Hapvida remove dúvida sobre liquidez; ação respira

Hapvida remove dúvida sobre liquidez; ação respira


A família Pinheiro tirou um coelho da cartola – dois coelhos grandes.

A Hapvida anunciou um plano para levantar R$ 1,25 bilhão com a venda de hospitais e outro R$ 1 bilhão com um aumento de capital, tentando retomar o controle da narrativa depois que seu valor de mercado implodiu 40% só no último mês.

As duas transações parecem resolver o problema de liquidez da operadora de saúde, liberando a Hapvida para focar na melhoria da operação num momento em que vem sofrendo com a alta da sinistralidade.

A ação disparou 17% na abertura, e os spreads da dívida da Hapvida no mercado secundário começaram a fechar. 

Candido Pinheiro“O anúncio foi ótimo porque mostra que tem dinheiro para entrar sem a necessidade de uma emissão de ações muito grande nesse preço, que gerasse uma diluição relevante,” disse um gestor comprado no papel. 

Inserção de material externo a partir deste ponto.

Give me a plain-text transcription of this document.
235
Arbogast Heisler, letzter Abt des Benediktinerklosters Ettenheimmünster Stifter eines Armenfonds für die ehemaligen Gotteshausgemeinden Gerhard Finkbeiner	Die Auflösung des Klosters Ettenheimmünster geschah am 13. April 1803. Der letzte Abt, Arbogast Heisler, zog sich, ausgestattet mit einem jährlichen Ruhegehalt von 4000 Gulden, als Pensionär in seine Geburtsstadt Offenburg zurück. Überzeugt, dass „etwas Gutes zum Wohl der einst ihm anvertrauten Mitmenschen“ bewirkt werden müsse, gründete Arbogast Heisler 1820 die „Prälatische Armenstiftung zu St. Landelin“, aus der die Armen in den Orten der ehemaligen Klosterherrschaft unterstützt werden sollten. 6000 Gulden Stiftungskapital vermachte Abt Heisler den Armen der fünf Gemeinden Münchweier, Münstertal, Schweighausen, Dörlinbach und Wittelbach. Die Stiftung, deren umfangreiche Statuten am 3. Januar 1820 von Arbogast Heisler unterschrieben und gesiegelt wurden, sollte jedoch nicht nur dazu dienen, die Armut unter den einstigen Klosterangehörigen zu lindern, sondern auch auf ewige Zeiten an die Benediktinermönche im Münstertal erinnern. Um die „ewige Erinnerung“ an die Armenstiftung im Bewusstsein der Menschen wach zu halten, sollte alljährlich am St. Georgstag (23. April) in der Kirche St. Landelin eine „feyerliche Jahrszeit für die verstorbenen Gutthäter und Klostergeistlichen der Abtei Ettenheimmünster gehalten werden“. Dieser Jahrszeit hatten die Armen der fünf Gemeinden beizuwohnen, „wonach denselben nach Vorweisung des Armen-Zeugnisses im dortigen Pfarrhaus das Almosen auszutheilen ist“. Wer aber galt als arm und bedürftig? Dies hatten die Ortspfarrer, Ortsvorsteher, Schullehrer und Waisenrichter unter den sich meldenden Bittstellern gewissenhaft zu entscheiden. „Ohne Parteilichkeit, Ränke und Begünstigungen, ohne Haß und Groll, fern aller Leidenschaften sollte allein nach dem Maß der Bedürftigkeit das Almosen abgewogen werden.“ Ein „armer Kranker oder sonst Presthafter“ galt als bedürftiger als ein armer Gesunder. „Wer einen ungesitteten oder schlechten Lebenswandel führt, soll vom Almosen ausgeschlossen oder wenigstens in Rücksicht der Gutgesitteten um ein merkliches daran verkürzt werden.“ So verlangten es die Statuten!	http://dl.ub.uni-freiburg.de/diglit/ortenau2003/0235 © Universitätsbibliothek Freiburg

A companhia está tirando 10 hospitais de seu balanço, numa operação de sale and leaseback. A própria família controladora fez a melhor oferta pelos ativos, que saíram a um cap rate de 8,5%, em linha com outras transações do setor e equivalente a um NPV de 2% do market cap da companhia. 

Outros cinco investidores institucionais ‘bidaram’ pelos ativos, incluindo fundos soberanos, gestores de real estate e de infraestrutura – mas a proposta dos controladores foi a melhor, mesmo depois de todos os outros terem o direito de cobrir a oferta.

A família Pinheiro também se comprometeu a colocar R$ 360 milhões no aumento de capital (o equivalente a sua participação na empresa). A Hapvida está emitindo 395 milhões novas ações, que, se vendidas ao preço de tela depois da alta de hoje, vão injetar cerca de R$ 1 bilhão no caixa da empresa. 

No mercado secundário de crédito, os investidores também reagiram bem à notícia. 

Antes do resultado do quarto tri, a companhia havia conseguido emitir dívida a um custo de CDI + 1,5%. Após a divulgação dos números desastrosos, o papel foi abrindo no mercado secundário até bater em CDI + 5,8%. Hoje de manhã, depois do anúncio do plano, as ofertas no secundário já estão saindo a CDI + 4% (compra) e CDI + 3% (venda). 

Apesar do alívio coletivo, “os problemas centrais da Hapvida continuam os mesmos,” diz um dos muitos gestores que têm o papel, um consenso do buyside até recentemente. “Eles não estão conseguindo ajustar preços dos planos de forma suficiente para melhorar a sinistralidade, tão reajustando abaixo dos peers, e estão com um problema sério de comunicação com o mercado.”

No sellside, o JP Morgan viu o plano tão favoravelmente que elevou a recomendação para a empresa de ‘neutro’ para ‘compra’.

O analista Joseph Giordano disse que a injeção de liquidez, somada ao R$ 1 bilhão em caixa da companhia e aos dividendos que ela deve receber de suas subsidiárias, será suficiente para fazer frente às amortizações de dívidas de curto prazo (que somam R$ 1,8 bilhão) e aos juros da dívida bruta de R$ 12,9 bilhões.

Para o JP, o anúncio “remove o ‘liability management’ de curto prazo dos holofotes, dada a situação de liquidez apertada no nível da holding, permitindo que a companhia foque completamente na integração da Intermédica e nas sinergias.”

Com a transação, a alavancagem da Hapvida cai de 2,1x o EBITDA estimado para este ano para 1,4x, um patamar bem abaixo do limite dos covenants da dívida (de 3x).

Havia muito debate no mercado se a Hapvida tinha realmente um problema de liquidez ou se seria capaz de gerar caixa suficiente para arcar com suas obrigações de dívida este ano. 

Alguns analistas diziam que boa parte dos recursos da companhia estava no nível das controladas, um caixa que ela não poderia acessar de forma imediata, a menos que fizesse uma reestruturação societária. 

O contrato para a venda e locação dos 10 hospitais terá duração de 20 anos, com a opção de renovação por mais 20 anos. Os reajustes serão feitos seguindo o IPCA.

Segundo a companhia, o acordo inclui ainda uma cláusula que permite à Hapvida recomprar os imóveis, em condições pré-determinadas não reveladas, nos meses 36 e 60 pós-acordo. 

Os coordenadores da oferta, que deve ser precificada nas próximas duas semanas, são Bank of America, UBS, BTG Pactual e Itaú BBA.